ZTP is well-suited to hyperscale environments. These types of systems help:
· Reduce time and cost for deployments
· Automate processes to help minimize configuration errors
· Eliminate the need for extra equipment
· Bring improved scalability and energy efficiency
· Allows administrators to deploy racks at rapid speeds for hyperscale requirements
Here’s the other cool part – you’re coupling ZTP systems with next-generation High Density Outlet Technology (HDOT). So, not only are you automating the delivery of PDUs into hyperscale data centers, you’re also leveraging powerful density capabilities with outlet technologies. High power densities and reduced cabinet space require new and innovative PDU systems. With Server Technology’s new outlet system, you provide industry standard C13 and C19 outlets in a drastically reduced footprint. In planning for future designs, HDOT helps combat the limited physical space that PDUs compete for in the data center rack. Solutions like those from Server Technology now leverage High Density Outlet Technology (HDOT).
Within a hyperscale ecosystem, gathering critical pieces of information is key to success. With networked PDU deployments, you can integrate automation and data intelligence with your management architecture. This is why, when creating hyperscale capabilities, it’s crucial that organizations choose rack PDUs with remote monitoring and management capabilities. These types of solutions help deliver more data center intelligence, greatly improve power provisioning, and help you with capacity planning and remote control.
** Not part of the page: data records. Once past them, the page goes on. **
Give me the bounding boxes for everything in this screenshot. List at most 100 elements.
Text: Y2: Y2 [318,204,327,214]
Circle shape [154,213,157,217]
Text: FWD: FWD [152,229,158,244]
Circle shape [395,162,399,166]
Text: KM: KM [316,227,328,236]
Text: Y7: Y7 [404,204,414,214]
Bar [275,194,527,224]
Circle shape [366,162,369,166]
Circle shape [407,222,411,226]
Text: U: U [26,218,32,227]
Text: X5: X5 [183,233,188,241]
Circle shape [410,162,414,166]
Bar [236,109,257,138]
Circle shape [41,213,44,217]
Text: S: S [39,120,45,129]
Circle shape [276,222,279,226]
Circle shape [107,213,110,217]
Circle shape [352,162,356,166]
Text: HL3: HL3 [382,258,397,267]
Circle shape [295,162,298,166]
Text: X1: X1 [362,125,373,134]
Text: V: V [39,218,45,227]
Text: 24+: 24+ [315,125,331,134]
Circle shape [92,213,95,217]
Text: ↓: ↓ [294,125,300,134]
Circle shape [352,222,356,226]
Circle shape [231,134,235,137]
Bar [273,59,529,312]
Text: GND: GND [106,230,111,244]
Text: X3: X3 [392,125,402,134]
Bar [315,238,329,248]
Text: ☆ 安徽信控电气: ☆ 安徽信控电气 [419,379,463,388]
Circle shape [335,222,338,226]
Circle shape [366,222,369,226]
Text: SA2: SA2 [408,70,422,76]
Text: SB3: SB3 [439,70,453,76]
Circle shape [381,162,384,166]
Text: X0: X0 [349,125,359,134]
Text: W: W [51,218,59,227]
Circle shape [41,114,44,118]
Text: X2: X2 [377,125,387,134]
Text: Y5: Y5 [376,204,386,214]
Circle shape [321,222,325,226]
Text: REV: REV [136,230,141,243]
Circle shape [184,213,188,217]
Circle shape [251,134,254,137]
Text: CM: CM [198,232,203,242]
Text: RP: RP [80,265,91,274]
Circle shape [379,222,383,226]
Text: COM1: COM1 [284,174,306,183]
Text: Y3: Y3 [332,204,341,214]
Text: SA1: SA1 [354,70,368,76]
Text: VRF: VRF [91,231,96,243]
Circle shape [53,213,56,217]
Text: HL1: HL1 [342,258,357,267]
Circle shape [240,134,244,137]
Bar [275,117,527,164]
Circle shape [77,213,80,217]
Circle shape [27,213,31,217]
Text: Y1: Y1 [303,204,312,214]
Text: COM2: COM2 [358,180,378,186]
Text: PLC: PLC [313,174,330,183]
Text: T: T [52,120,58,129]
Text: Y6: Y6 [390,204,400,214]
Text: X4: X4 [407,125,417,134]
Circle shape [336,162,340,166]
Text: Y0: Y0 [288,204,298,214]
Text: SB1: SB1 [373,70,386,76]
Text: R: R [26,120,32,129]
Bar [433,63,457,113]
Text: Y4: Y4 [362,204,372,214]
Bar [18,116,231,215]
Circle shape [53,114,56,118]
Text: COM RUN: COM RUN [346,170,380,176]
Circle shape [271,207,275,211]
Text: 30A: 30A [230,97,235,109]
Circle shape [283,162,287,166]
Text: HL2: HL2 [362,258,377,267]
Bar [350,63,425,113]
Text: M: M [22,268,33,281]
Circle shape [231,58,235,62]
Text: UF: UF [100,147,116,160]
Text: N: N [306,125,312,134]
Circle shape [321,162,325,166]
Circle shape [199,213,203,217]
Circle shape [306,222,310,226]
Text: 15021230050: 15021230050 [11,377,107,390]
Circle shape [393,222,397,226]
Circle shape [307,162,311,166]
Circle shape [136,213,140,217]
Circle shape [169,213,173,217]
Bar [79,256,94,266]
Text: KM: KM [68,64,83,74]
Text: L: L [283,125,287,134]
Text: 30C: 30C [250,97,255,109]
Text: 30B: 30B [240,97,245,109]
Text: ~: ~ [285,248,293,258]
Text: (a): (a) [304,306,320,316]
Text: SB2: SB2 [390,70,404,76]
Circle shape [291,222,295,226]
Hyperscale data centers are built with scale in mind and the ability to meet the needs of emerging use-cases. With new demands like big data, artificial intelligence, and other cloud applications all impacting how hyperscale organizations leverage their critical resources, hyperscale data center solutions will need to make scale-out and optimization easier. This translates to leveraging technologies that can help manage your most critical data center components. Hyperscale capabilities will continue to revolve around the intelligent delivery of resources while still improving efficiency. Managing power and automating the delivery of PDUs, for example, is a great way to design high-density hyperscale solutions.